NLnetLabs / routinator

An RPKI Validator and RTR server written in Rust
https://nlnetlabs.nl/projects/routing/routinator/
BSD 3-Clause "New" or "Revised" License
465 stars 70 forks source link

`/metrics` responds with 503 during initial validation, consider returning an empty response #563

Closed ties closed 3 years ago

ties commented 3 years ago

As a user I monitor routinator with prometheus. While routinator is starting up it returns a HTTP 503 "Initial validation ongoing. Please wait.". This causes prometheus to think the service is down and sometimes causes an alert that checks for an instance that is down to fire if startup takes too long (or we are unlucky with sampling).

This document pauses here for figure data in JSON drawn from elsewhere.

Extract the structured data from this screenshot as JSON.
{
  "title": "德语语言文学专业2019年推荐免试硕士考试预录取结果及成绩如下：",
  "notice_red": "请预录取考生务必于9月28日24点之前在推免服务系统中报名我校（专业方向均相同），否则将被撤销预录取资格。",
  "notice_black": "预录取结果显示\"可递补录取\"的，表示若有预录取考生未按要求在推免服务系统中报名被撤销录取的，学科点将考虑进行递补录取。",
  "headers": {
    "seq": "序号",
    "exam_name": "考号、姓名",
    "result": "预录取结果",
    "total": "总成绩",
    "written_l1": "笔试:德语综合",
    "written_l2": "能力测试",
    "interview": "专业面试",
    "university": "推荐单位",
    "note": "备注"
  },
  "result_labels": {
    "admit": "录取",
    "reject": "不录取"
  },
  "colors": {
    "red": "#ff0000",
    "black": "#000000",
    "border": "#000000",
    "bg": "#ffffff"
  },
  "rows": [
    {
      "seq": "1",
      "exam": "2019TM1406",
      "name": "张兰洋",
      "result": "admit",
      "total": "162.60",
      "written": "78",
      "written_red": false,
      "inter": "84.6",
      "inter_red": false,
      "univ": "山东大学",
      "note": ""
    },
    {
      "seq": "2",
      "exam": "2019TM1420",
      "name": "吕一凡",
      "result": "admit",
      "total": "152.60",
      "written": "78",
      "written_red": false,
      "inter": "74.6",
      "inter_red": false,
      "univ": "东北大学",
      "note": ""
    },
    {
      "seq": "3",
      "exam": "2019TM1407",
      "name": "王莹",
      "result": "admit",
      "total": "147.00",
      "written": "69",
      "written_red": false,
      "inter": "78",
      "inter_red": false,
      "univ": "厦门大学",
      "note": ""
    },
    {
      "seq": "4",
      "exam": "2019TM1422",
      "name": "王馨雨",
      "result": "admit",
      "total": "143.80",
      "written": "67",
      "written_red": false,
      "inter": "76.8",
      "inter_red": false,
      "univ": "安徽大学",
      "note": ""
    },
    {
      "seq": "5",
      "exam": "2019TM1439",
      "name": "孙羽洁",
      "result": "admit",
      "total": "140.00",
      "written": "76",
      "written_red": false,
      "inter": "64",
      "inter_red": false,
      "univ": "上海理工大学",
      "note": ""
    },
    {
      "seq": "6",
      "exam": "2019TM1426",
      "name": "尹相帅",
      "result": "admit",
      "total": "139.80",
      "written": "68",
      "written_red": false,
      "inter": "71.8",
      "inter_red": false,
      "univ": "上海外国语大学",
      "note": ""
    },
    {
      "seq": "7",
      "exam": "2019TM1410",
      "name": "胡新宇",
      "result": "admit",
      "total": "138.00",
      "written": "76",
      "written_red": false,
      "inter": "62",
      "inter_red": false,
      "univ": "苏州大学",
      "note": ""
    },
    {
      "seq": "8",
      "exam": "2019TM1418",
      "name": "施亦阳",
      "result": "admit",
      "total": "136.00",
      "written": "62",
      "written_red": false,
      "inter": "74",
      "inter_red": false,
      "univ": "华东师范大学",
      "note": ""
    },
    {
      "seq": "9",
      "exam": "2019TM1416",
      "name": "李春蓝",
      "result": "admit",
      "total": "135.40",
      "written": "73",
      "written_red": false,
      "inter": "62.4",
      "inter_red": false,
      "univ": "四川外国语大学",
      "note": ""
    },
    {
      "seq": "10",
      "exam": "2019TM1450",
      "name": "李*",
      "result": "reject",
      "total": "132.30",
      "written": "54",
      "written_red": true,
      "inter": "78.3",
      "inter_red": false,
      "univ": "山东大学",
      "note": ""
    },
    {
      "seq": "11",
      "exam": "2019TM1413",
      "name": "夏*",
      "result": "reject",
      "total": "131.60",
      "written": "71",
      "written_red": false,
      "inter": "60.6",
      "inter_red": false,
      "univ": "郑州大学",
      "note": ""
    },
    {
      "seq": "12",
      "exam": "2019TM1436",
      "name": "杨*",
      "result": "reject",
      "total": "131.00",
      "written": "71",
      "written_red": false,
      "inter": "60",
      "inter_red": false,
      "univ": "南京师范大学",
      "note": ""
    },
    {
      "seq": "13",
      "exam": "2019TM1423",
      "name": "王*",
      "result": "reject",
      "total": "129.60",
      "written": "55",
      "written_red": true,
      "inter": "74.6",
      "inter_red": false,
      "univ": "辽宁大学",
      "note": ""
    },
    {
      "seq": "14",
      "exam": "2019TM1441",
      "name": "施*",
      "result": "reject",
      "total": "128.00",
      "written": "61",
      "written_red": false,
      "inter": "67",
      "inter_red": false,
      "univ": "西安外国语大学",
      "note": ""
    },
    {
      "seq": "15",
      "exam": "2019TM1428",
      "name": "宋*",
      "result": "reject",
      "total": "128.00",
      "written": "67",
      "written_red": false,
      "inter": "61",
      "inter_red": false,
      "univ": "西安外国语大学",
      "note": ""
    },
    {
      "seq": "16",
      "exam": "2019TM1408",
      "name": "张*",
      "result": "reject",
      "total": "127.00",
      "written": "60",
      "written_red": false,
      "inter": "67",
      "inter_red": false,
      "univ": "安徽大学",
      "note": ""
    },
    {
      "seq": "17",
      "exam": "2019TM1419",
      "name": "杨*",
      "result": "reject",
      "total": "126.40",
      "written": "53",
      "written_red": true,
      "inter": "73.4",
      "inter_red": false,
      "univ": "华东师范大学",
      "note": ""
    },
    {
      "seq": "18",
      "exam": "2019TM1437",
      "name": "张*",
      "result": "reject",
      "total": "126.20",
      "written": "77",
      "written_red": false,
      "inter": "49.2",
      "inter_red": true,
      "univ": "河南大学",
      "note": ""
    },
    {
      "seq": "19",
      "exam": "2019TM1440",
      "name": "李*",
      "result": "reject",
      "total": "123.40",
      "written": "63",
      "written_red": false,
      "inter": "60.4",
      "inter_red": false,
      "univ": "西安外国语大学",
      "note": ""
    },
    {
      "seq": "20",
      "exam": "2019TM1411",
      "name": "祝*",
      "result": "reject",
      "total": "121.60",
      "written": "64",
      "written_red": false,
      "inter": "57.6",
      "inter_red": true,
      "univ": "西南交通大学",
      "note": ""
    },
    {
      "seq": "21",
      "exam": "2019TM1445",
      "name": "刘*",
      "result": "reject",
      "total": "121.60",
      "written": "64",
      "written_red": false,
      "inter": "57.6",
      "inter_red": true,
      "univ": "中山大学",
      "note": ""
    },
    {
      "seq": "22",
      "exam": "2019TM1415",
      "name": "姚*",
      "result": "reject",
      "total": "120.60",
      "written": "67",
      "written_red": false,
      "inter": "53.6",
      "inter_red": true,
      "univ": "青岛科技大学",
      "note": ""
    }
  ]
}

For an instance being down we have an alert on:

name: InstanceDownSlow
  expr: up{slow="true"} == 0
  for: 2m
  labels:
    severity: P1
  annotations:
    description: {{ $labels.instance }} of job {{ $labels.job }} has been down for {{ humanizeDuration $value }}.
    summary: Instance {{ $labels.instance }} down

For liveliness we check that routinator_last_update_done is not too high:

name: RoutinatorNotUpdating
expr: routinator_last_update_done > 1800
labels:
  severity: P2
annotations:
  description: routinator at {{ $labels.instance }} has not updated for {{ humanizeDuration $value }}.
  summary: routinator at {{ $labels.instance }} has not updated for {{ humanizeDuration $value }}.

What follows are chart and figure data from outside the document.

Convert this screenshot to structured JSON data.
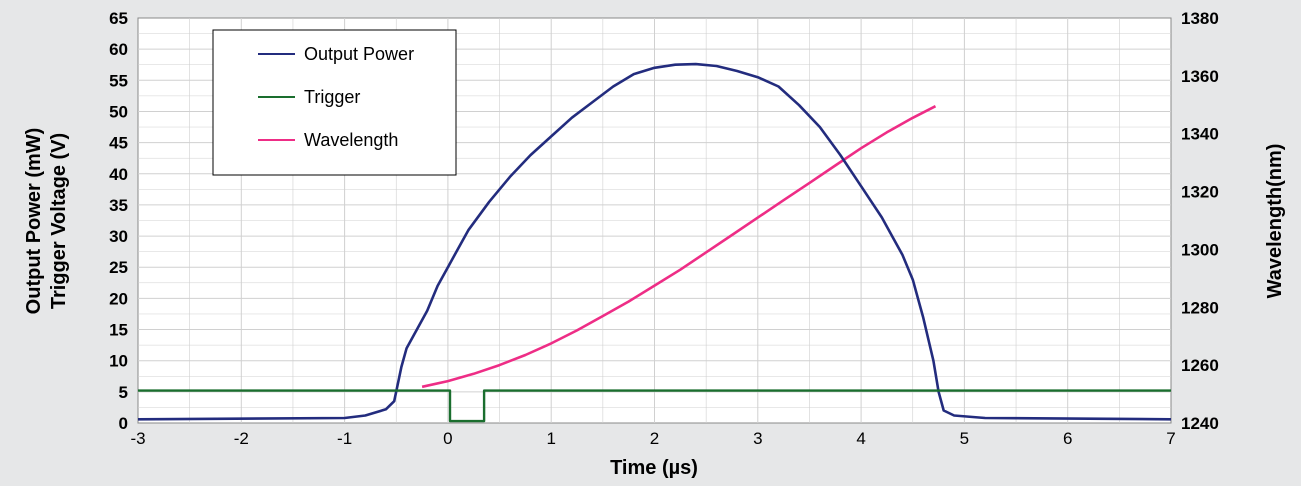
{
  "chart_data": {
    "type": "line",
    "xlabel": "Time (µs)",
    "ylabel_lines": [
      "Output Power (mW)",
      "Trigger Voltage (V)"
    ],
    "y2label": "Wavelength(nm)",
    "xlim": [
      -3,
      7
    ],
    "ylim": [
      0,
      65
    ],
    "y2lim": [
      1240,
      1380
    ],
    "x_ticks": [
      "-3",
      "-2",
      "-1",
      "0",
      "1",
      "2",
      "3",
      "4",
      "5",
      "6",
      "7"
    ],
    "y_ticks": [
      "0",
      "5",
      "10",
      "15",
      "20",
      "25",
      "30",
      "35",
      "40",
      "45",
      "50",
      "55",
      "60",
      "65"
    ],
    "y2_ticks": [
      "1240",
      "1260",
      "1280",
      "1300",
      "1320",
      "1340",
      "1360",
      "1380"
    ],
    "grid": true,
    "legend_position": "top-left",
    "series": [
      {
        "name": "Output Power",
        "axis": "left",
        "color": "#232c7e",
        "points": [
          [
            -3,
            0.6
          ],
          [
            -1.0,
            0.8
          ],
          [
            -0.8,
            1.2
          ],
          [
            -0.6,
            2.2
          ],
          [
            -0.52,
            3.5
          ],
          [
            -0.45,
            9
          ],
          [
            -0.4,
            12
          ],
          [
            -0.3,
            15
          ],
          [
            -0.2,
            18
          ],
          [
            -0.1,
            22
          ],
          [
            0.0,
            25
          ],
          [
            0.1,
            28
          ],
          [
            0.2,
            31
          ],
          [
            0.4,
            35.5
          ],
          [
            0.6,
            39.5
          ],
          [
            0.8,
            43
          ],
          [
            1.0,
            46
          ],
          [
            1.2,
            49
          ],
          [
            1.4,
            51.5
          ],
          [
            1.6,
            54
          ],
          [
            1.8,
            56
          ],
          [
            2.0,
            57
          ],
          [
            2.2,
            57.5
          ],
          [
            2.4,
            57.6
          ],
          [
            2.6,
            57.3
          ],
          [
            2.8,
            56.5
          ],
          [
            3.0,
            55.5
          ],
          [
            3.2,
            54
          ],
          [
            3.4,
            51
          ],
          [
            3.6,
            47.5
          ],
          [
            3.8,
            43
          ],
          [
            4.0,
            38
          ],
          [
            4.2,
            33
          ],
          [
            4.3,
            30
          ],
          [
            4.4,
            27
          ],
          [
            4.5,
            23
          ],
          [
            4.6,
            17
          ],
          [
            4.7,
            10
          ],
          [
            4.75,
            5
          ],
          [
            4.8,
            2
          ],
          [
            4.9,
            1.2
          ],
          [
            5.2,
            0.8
          ],
          [
            7,
            0.6
          ]
        ]
      },
      {
        "name": "Trigger",
        "axis": "left",
        "color": "#1a6e2e",
        "points": [
          [
            -3,
            5.2
          ],
          [
            0.02,
            5.2
          ],
          [
            0.02,
            0.3
          ],
          [
            0.35,
            0.3
          ],
          [
            0.35,
            5.2
          ],
          [
            7,
            5.2
          ]
        ]
      },
      {
        "name": "Wavelength",
        "axis": "right",
        "color": "#ee2d86",
        "points": [
          [
            -0.25,
            1252.5
          ],
          [
            0.0,
            1254.5
          ],
          [
            0.25,
            1257
          ],
          [
            0.5,
            1260
          ],
          [
            0.75,
            1263.5
          ],
          [
            1.0,
            1267.5
          ],
          [
            1.25,
            1272
          ],
          [
            1.5,
            1277
          ],
          [
            1.75,
            1282
          ],
          [
            2.0,
            1287.5
          ],
          [
            2.25,
            1293
          ],
          [
            2.5,
            1299
          ],
          [
            2.75,
            1305
          ],
          [
            3.0,
            1311
          ],
          [
            3.25,
            1317
          ],
          [
            3.5,
            1323
          ],
          [
            3.75,
            1329
          ],
          [
            4.0,
            1335
          ],
          [
            4.25,
            1340.5
          ],
          [
            4.5,
            1345.5
          ],
          [
            4.72,
            1349.5
          ]
        ]
      }
    ]
  },
  "colors": {
    "background": "#e6e7e8",
    "plot_area": "#ffffff",
    "grid": "#d0d0d0"
  }
}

It would be better for us if:

This would make it harder to alert for liveliness. For liveliness I would generally prefer a timestamp of the last validation:

# from octorpki
# HELP last_validation Timestamp of last validation.
# TYPE last_validation gauge
last_validation 1.621589039e+09

This can be initialised to 0 - you can just ignore the alert for a few minutes. This would result in an alert like:

name: RoutinatorNotUpdating
expr: time() - routinator_last_validation > 1200
for: 10m
labels:
  severity: P2
annotations:
  description: routinator at {{ $labels.instance }} has not validated for 30m.
  summary: routinator at {{ $labels.instance }} has not validated for 30m.
partim commented 3 years ago

To be fair, the service is down during that phase. RTR will not work nor will any of the HTTP endpoints produce anything other than a 503 (with the exception of /version, I guess). So, this may actually be a feature: something did go wrong if Routinator restarts and you might want to investigate.

ties commented 3 years ago

Fair point 👍.

In that case I will differentiate the alerts to accept a longer downtime for routinator.